Begitu laporan penelitian CSIS (Centre for Strategic and International Studies) di Amerika Serikat (AS) yang diterbitkan pada hari Kamis, 18 November 2021.
Kemunculan dan berkembang pesatnya milisi maritim China bersamaan dengan semakin tegasnya klaim Beijing atas Laut China Selatan. Milisi maritim sendiri terdiri dari kapal-kapal milisi yang dibuat khusus dan armada kapal penangkapan ikan komersial.
Milisi maritim China berasal dari bagian pertahanan pantai yang dilakukan selama tahun 1950-an. Sejak China merebut Kepulauan Paracel dari Vietnam pada 1970-an, milisi maritim telah berkembang dalam ukuran dan cakupan yang lebih besar.
Pemerintah China juga dilaporkan mendukung bahkan memberikan subsidi untuk bahan bakar, konstruksi, dan perbaikan mereka.
“Selama tahun 2000-an, milisi mengalihkan fokusnya untuk mengawasi dan melecehkan aktivitas militer asing yang ditentang Beijing,” tulis laporan CSIS.
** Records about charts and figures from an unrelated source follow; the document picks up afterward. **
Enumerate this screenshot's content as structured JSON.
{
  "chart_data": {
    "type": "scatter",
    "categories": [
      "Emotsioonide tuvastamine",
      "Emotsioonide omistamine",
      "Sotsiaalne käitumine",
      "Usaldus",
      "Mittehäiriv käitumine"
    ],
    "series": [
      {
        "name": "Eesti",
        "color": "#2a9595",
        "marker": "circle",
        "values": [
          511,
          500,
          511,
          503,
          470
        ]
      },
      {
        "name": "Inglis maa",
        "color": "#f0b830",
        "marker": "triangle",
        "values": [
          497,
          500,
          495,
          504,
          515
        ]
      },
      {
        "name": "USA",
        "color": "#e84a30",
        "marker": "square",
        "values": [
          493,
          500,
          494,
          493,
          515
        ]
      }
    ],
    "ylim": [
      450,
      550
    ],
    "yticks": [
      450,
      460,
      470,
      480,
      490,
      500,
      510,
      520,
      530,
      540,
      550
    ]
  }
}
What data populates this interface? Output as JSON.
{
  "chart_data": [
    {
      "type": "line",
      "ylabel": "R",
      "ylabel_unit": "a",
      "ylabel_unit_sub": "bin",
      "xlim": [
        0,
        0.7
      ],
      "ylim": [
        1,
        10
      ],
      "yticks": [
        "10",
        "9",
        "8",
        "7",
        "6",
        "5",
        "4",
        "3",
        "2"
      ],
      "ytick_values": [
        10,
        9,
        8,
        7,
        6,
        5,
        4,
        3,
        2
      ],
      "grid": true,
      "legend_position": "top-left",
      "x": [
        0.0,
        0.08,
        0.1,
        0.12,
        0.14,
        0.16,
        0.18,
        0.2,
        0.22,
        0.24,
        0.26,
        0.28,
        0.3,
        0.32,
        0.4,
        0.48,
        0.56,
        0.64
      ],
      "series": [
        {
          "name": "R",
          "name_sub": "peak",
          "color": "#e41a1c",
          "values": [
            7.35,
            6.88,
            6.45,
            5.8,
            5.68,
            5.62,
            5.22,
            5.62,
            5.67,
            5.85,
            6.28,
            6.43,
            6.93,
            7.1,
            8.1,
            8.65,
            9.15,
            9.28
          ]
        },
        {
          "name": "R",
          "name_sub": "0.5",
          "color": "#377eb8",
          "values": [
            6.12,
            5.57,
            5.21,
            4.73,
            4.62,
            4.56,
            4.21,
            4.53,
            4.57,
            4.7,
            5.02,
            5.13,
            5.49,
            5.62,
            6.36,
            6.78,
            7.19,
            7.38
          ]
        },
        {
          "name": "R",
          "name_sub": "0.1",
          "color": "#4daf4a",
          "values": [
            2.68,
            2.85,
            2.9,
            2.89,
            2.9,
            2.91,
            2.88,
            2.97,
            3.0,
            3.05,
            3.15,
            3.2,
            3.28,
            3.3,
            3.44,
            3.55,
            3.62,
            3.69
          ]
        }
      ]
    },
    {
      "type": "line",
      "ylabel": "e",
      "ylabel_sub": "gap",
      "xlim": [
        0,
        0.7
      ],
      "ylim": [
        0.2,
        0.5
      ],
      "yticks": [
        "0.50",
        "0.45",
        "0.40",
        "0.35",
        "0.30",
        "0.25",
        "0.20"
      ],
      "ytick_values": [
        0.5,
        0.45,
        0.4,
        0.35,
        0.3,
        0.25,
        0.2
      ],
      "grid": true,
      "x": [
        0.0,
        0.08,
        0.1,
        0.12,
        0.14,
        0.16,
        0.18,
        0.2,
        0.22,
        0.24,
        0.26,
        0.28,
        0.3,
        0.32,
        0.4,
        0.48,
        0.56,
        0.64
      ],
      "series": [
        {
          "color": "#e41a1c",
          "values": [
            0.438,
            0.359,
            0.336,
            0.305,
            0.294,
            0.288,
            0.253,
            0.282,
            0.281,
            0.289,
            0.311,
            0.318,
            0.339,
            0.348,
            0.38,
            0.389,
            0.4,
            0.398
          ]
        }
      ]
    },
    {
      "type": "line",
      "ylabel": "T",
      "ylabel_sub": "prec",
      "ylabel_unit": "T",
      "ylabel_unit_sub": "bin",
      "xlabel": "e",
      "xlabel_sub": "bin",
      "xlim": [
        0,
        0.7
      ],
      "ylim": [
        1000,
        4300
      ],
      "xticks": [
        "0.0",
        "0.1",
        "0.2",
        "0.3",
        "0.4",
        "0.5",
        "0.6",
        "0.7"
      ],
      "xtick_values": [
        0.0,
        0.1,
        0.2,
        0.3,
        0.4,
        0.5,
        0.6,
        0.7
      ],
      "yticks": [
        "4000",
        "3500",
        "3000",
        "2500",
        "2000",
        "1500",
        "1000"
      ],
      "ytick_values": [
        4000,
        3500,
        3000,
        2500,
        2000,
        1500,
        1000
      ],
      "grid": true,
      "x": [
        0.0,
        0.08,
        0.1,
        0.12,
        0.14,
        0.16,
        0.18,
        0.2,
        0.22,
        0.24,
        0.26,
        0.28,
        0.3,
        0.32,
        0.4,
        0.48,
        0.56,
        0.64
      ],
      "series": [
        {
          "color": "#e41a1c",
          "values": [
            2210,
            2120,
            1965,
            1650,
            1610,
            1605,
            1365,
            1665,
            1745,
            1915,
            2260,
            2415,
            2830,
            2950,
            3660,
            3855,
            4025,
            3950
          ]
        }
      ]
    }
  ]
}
Direktur Program Asia Tenggara dan Inisiatif Transparansi Maritim Asia di CSIS sekaligus salah satu penulis laporan tersebut, Greg Poling mengatakan, telah ada upaya yang jelas untuk memprofesionalkan milisi maritim sejak Presiden Xi Jinping berkuasa.
Greg Poling mengatakan, kapal penangkap ikan milisi maritim profesional (MMFV) telah beroperasi di beberapa pelabuhan di Hainan, lepas pantai selatan China. Sedangkan armada tulang punggung Spratly (SBFV) adalah kapal penangkap ikan yang beroperasi di lima pelabuhan di Provinsi Guangdong.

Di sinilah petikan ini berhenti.